From a June 1998 Congressional Governmental Affairs Committee meeting chaired by Congressman and former actor Fred Thompson who played a naval commander in the movie adaptation of Tom Clancy’s “The Hunt for Red October”:

“Lt. General Minihan, the Director of the National Security Agency, will identify in greater detail the nation’s vulnerability as revealed in a recent war game known as Eligible Receiver. The Committee also will explore whether the [Y2K] problem will increase America’s vulnerability to attack. As we approach the 21st century, will terrorists and rogue nations test their information warfare weapons without fear of being caught and insert data smart bombs into the nation’s computers for use at a later date?”

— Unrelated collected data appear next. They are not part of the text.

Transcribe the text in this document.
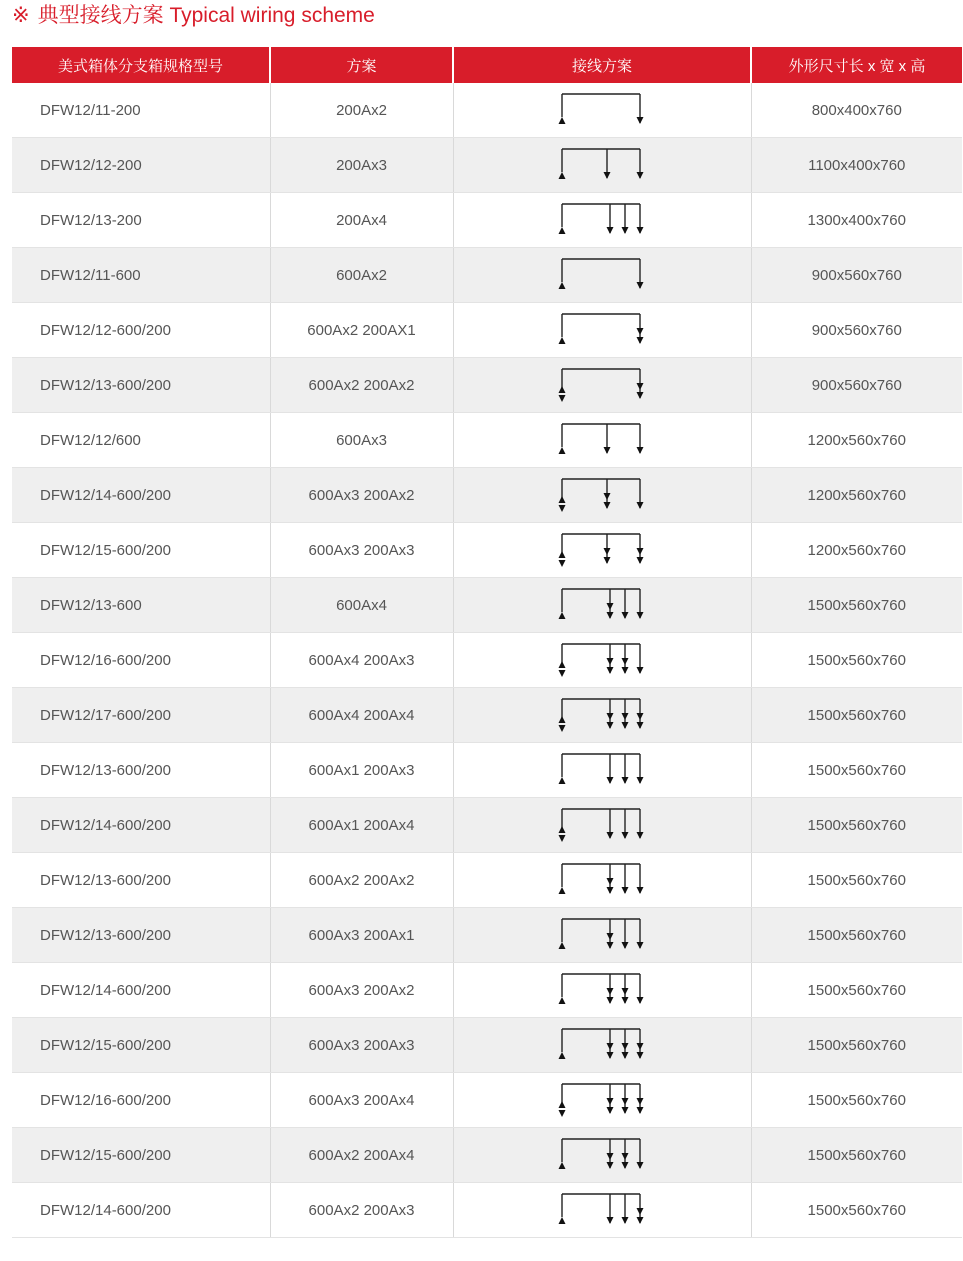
※ 典型接线方案 Typical wiring scheme
美式箱体分支箱规格型号	方案	接线方案	外形尺寸长 x 宽 x 高
DFW12/11-200	200Ax2		800x400x760
DFW12/12-200	200Ax3		1100x400x760
DFW12/13-200	200Ax4		1300x400x760
DFW12/11-600	600Ax2		900x560x760
DFW12/12-600/200	600Ax2 200AX1		900x560x760
DFW12/13-600/200	600Ax2 200Ax2		900x560x760
DFW12/12/600	600Ax3		1200x560x760
DFW12/14-600/200	600Ax3 200Ax2		1200x560x760
DFW12/15-600/200	600Ax3 200Ax3		1200x560x760
DFW12/13-600	600Ax4		1500x560x760
DFW12/16-600/200	600Ax4 200Ax3		1500x560x760
DFW12/17-600/200	600Ax4 200Ax4		1500x560x760
DFW12/13-600/200	600Ax1 200Ax3		1500x560x760
DFW12/14-600/200	600Ax1 200Ax4		1500x560x760
DFW12/13-600/200	600Ax2 200Ax2		1500x560x760
DFW12/13-600/200	600Ax3 200Ax1		1500x560x760
DFW12/14-600/200	600Ax3 200Ax2		1500x560x760
DFW12/15-600/200	600Ax3 200Ax3		1500x560x760
DFW12/16-600/200	600Ax3 200Ax4		1500x560x760
DFW12/15-600/200	600Ax2 200Ax4		1500x560x760
DFW12/14-600/200	600Ax2 200Ax3		1500x560x760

From a May 24, 1998 story in the Washington Post written by Bradley Graham:

“Many details of the exercise, dubbed Eligible Receiver, remain closely held. But according to official sources, a group of 35 NSA specialists simulated a series of rolling power outages and 911 emergency phone overloads in Washington and a handful of other cities. They showed that large-scale blackouts could be caused by targeting computerized sensing and control devices known as Supervisory Control and Data Acquisition systems, which have become common substitutes for human monitors in operating electrical, oil, gas, transportation and water treatment systems.”


From an April 23, 1998 press conference led by Kenneth Bacon, the Pentagon’s head flack:

“And that was one of the, as I said, one of the signal achievements of the exercise the Joint Staff ran, ELIGIBLE RECEIVER, to improve the awareness of people within the Department of what the computer security issue is.”

The archives of the old Crypt Newsletter.


  1. Mikey said,

    March 24, 2012 at 10:23 pm

    The Joseph K Guide lives again! I used to copy and paste those gems into a text file to keep. I still have it.

    Now that you have me thoroughly aroused, I am waiting for Victor von Doom to make an appearance.

    Funny thing (I’m sure you quoted it somewhere in an article that I can’t find right now) but a quote from Kafka’s “The Trial” is in the same file:

    “I am here to whip people, and whip them I shall.”

  2. George Smith said,

    March 25, 2012 at 10:44 am

    Yep, that was one of the capstone quotes I put into the long list. It’s on the wayback machine site somewhere and I’ll recapture it for the index here, I suppose.

    It’s really dated now. So many of the things in it were part of a time that no one has any idea about anymore. And I suspect if I were to re-float the idea even fewer people would get the humor, progress being what it is today.